19. The method of claim 15 wherein the energy delivery element is a first energy delivery element, and wherein cooling the zone comprises:

freezing a portion of tissue in the zone to the cryogenic applicator before applying the therapeutically-effective hyperthermic energy at the treatment site; and

applying a low-level of energy across the portion of tissue using the first energy delivery element and a second energy delivery element, the first energy delivery element being spaced laterally apart from the second energy delivery element by the portion of tissue, wherein the application of low-level energy is configured to prevent freezing the tissue at the first and second energy delivery elements.

20. The method of claim 15 wherein cooling the zone comprises freezing pain neurons at least proximate the target site, and wherein cooling occurs before the application of hyperthermic energy.
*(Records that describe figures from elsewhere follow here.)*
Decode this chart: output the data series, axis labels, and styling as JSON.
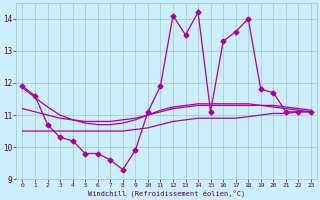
{
  "xlabel": "Windchill (Refroidissement éolien,°C)",
  "bg_color": "#cceeff",
  "grid_color": "#99cccc",
  "line_color": "#aa00aa",
  "xlim": [
    -0.5,
    23.5
  ],
  "ylim": [
    9,
    14.5
  ],
  "yticks": [
    9,
    10,
    11,
    12,
    13,
    14
  ],
  "xticks": [
    0,
    1,
    2,
    3,
    4,
    5,
    6,
    7,
    8,
    9,
    10,
    11,
    12,
    13,
    14,
    15,
    16,
    17,
    18,
    19,
    20,
    21,
    22,
    23
  ],
  "main_x": [
    0,
    1,
    2,
    3,
    4,
    5,
    6,
    7,
    8,
    9,
    10,
    11,
    12,
    13,
    14,
    15,
    16,
    17,
    18,
    19,
    20,
    21,
    22,
    23
  ],
  "main_y": [
    11.9,
    11.6,
    10.7,
    10.3,
    10.2,
    9.8,
    9.8,
    9.6,
    9.3,
    9.9,
    11.1,
    11.9,
    14.1,
    13.5,
    14.2,
    11.1,
    13.3,
    13.6,
    14.0,
    11.8,
    11.7,
    11.1,
    11.1,
    11.1
  ],
  "smooth1_x": [
    0,
    1,
    2,
    3,
    4,
    5,
    6,
    7,
    8,
    9,
    10,
    11,
    12,
    13,
    14,
    15,
    16,
    17,
    18,
    19,
    20,
    21,
    22,
    23
  ],
  "smooth1_y": [
    11.85,
    11.55,
    11.25,
    11.0,
    10.85,
    10.75,
    10.7,
    10.7,
    10.75,
    10.85,
    11.0,
    11.15,
    11.25,
    11.3,
    11.35,
    11.35,
    11.35,
    11.35,
    11.35,
    11.3,
    11.25,
    11.2,
    11.15,
    11.1
  ],
  "smooth2_x": [
    0,
    1,
    2,
    3,
    4,
    5,
    6,
    7,
    8,
    9,
    10,
    11,
    12,
    13,
    14,
    15,
    16,
    17,
    18,
    19,
    20,
    21,
    22,
    23
  ],
  "smooth2_y": [
    10.5,
    10.5,
    10.5,
    10.5,
    10.5,
    10.5,
    10.5,
    10.5,
    10.5,
    10.55,
    10.6,
    10.7,
    10.8,
    10.85,
    10.9,
    10.9,
    10.9,
    10.9,
    10.95,
    11.0,
    11.05,
    11.05,
    11.1,
    11.1
  ],
  "smooth3_x": [
    0,
    1,
    2,
    3,
    4,
    5,
    6,
    7,
    8,
    9,
    10,
    11,
    12,
    13,
    14,
    15,
    16,
    17,
    18,
    19,
    20,
    21,
    22,
    23
  ],
  "smooth3_y": [
    11.2,
    11.1,
    11.0,
    10.9,
    10.85,
    10.8,
    10.8,
    10.8,
    10.85,
    10.9,
    11.0,
    11.1,
    11.2,
    11.25,
    11.3,
    11.3,
    11.3,
    11.3,
    11.3,
    11.3,
    11.3,
    11.25,
    11.2,
    11.15
  ]
}
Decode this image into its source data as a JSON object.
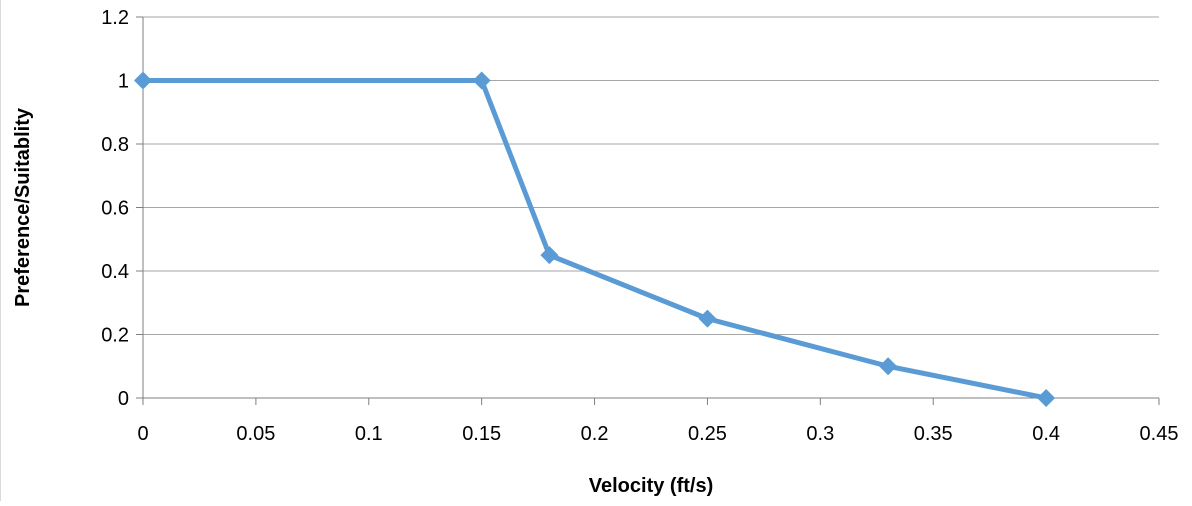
{
  "chart_data": {
    "type": "line",
    "title": "",
    "xlabel": "Velocity (ft/s)",
    "ylabel": "Preference/Suitablity",
    "xlim": [
      0,
      0.45
    ],
    "ylim": [
      0,
      1.2
    ],
    "x_ticks": [
      "0",
      "0.05",
      "0.1",
      "0.15",
      "0.2",
      "0.25",
      "0.3",
      "0.35",
      "0.4",
      "0.45"
    ],
    "y_ticks": [
      "0",
      "0.2",
      "0.4",
      "0.6",
      "0.8",
      "1",
      "1.2"
    ],
    "grid": "horizontal",
    "legend": "none",
    "marker": "diamond",
    "series": [
      {
        "color": "#5b9bd5",
        "points": [
          {
            "x": 0,
            "y": 1
          },
          {
            "x": 0.15,
            "y": 1
          },
          {
            "x": 0.18,
            "y": 0.45
          },
          {
            "x": 0.25,
            "y": 0.25
          },
          {
            "x": 0.33,
            "y": 0.1
          },
          {
            "x": 0.4,
            "y": 0
          }
        ]
      }
    ],
    "colors": {
      "gridline": "#a6a6a6",
      "axis": "#7f7f7f"
    }
  }
}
21. The method of claim 15 wherein cooling the zone at least proximate the treatment site comprises decreasing the impedance characteristics of the tissue at the treatment site, wherein cooling occurs before the application of hyperthermic energy.

22. The method of claim 15 wherein cooling the zone at least proximate the treatment site comprises:

positioning the cryogenic applicator on a protected portion of tissue proximate the treatment site; and

cooling the protected portion of tissue during the application of hyperthermic energy.

23. The method of claim 22 wherein cooling the protected portion comprises maintaining a tissue temperature between about 5° C. and about 35° C. at the protected portion during the application of hyperthermic energy.

24. The method of claim 25 wherein cooling the zone at least proximate the treatment site comprises:

cooling the treatment site using the cryogenic applicator before applying hyperthermic energy;

measuring impedance at the treatment site resulting from the cooling; and

applying additional cooling to the treatment site using the cryogenic applicator when the treatment site has a measured impedance above a predetermined threshold, wherein the cooling and measuring steps are repeated until an impedance is measured below the predetermined threshold.

25. The method of claim 15 wherein:

locating the therapeutic assembly at the treatment site comprises locating a first energy delivery element at a first portion of the treatment site, and locating a second energy delivery element at a second portion of the treatment site spaced apart from the first portion;

cooling the zone comprises cooling the first energy delivery element to approximately 5-35° C. during the application of hyperthermic energy by the first energy delivery element, and cooling the second energy delivery element to below 0° C.; and

applying therapeutically-effective hyperthermic energy at the treatment site comprises applying hyperthermic energy at the treatment site using only the first energy delivery element.

26. The method of claim 15 wherein:

cooling the zone comprises freezing a portion of the cryogenic applicator to tissue at least proximate the treatment site to form a temporary bond between the therapeutic assembly and the cryogenic applicator; and

the method further comprises applying hyperthermic energy to the temporary bond after renal nerve modulation to thaw the bond.

27. A method of treating a patient, comprising:

locating a therapeutic assembly at a treatment site at least proximate a renal artery, wherein the therapeutic assembly is at a distal portion of an elongated shaft;

applying therapeutically-effective cryogenic cooling at the treatment site using a cryogenic applicator of the therapeutic assembly to modulate nerves that innervate the kidney;

freezing at least a portion of the cryogenic applicator to tissue at the treatment site to form a temporary frozen attachment; and

applying hyperthermic energy at least proximate the temporary frozen attachment using an energy delivery element of the therapeutic assembly to thaw the frozen attachment.